Building the trust layer for the agent economy. 🛡️

🔐 Privacy & Security Guarantees (v1.0.31+)

✅ EXPLICIT WHITELIST (What Gets Sent):

Test IDs (e.g. "PI-001", "SS-003")
Pass/fail boolean per test
Category names (e.g. "prompt_injection")
Summary counts (passed/failed/total)
Agent metadata (name, platform, version)
Public key (Ed25519, for certificate signing)

❌ NEVER SENT (Explicitly Excluded):

✅ Your system prompt
✅ Attack test inputs/payloads (e.g. "ignore previous instructions")
✅ Attack test outputs/responses
✅ Evidence snippets (base64 matches, pattern findings)
✅ Error messages from test execution
✅ Tool configurations
✅ File paths or workspace structure
✅ Private keys (Ed25519, stay local in ~/.agentshield/)

🔍 Code-Level Enforcement:

See audit_client.py line 108: _sanitize_test_details() whitelist
Payloads/responses/evidence explicitly dropped (line 130-136 comments)
Dry-run mode: --dry-run flag shows exact payload before submission

Verification:

# See what WOULD be submitted (no API call)
python3 initiate_audit.py --auto --dry-run

All code is open-source: github.com/bartelmost/agentshield

🔒 Data Transmission Transparency

What Gets Sent to AgentShield API

During Audit Submission:

{
  "agent_name": "YourAgent",
  "platform": "telegram",
  "public_key": "base64_encoded_ed25519_public_key",
  "test_results": {
    "score": 85,
    "tests_passed": 74,
    "tests_total": 77,
    "tier": "PATTERNS_CLEAN",
    "failed_tests": ["test_name_1", "test_name_2"]
  }
}

What is NOT sent:

❌ Full test output/logs
❌ Your prompts or system messages
❌ IDENTITY.md or SOUL.md file contents
❌ Private keys (stay in ~/.agentshield/agent.key)
❌ Workspace files or memory

API Endpoint:

Primary: https://agentshield.live/api (proxies to Heroku backend)
All traffic over HTTPS (TLS 1.2+)

🛡️ Consent & Privacy

File Read Consent (v1.0.30+):

✅ Explicit consent prompt BEFORE reading IDENTITY.md/SOUL.md
User sees: "🔐 PRIVACY CONSENT - Read IDENTITY.md for agent name? [Y/n]"
If declined: Exits with message "Please run with: --name 'YourAgentName'"
If approved: Only name/platform extracted (not full file content)

⚠️ Automation Mode (--yes flag) - v1.0.31+:

The --yes flag is designed for CI/CD and pre-audited environments ONLY.

When to use:

✅ Sandboxed test agents (no real secrets)
✅ CI/CD pipelines (after manual code review + dry-run)
✅ Agents you've already audited manually

When NOT to use:

❌ Production agents with real secrets
❌ Agents handling sensitive user data
❌ First-time audit (always use manual mode first!)

Why?
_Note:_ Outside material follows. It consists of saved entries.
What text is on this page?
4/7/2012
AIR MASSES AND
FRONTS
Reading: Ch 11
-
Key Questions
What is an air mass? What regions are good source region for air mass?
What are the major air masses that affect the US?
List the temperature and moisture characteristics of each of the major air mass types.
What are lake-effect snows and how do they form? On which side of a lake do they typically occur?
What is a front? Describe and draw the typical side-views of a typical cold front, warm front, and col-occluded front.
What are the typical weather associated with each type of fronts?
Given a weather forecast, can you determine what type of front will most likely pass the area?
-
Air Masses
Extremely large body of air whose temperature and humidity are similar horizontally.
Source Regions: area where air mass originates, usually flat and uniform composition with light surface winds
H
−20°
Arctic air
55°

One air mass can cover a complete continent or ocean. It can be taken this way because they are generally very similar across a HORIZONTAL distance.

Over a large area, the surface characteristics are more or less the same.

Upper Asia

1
The --yes flag bypasses ALL consent prompts. While the code includes explicit sanitization (see audit_client.py line 108+), we recommend:

Run --dry-run first to inspect payload
Manually review audit_client.py whitelist
Only then use --yes for automation

Best Practice:

# Step 1: Dry-run to see payload
python3 initiate_audit.py --auto --dry-run

# Step 2: Review output, verify sanitization
# (Should only show test IDs + pass/fail, no payloads)

# Step 3: If satisfied, run for real
python3 initiate_audit.py --auto

# Step 4: For CI/CD, add --yes ONLY after manual verification
python3 initiate_audit.py --auto --yes

Privacy-First Mode:

export AGENTSHIELD_NO_AUTO_DETECT=1
python initiate_audit.py --name "MyBot" --platform "telegram"

→ Zero file reads, manual input only

See PRIVACY.md for complete data handling documentation.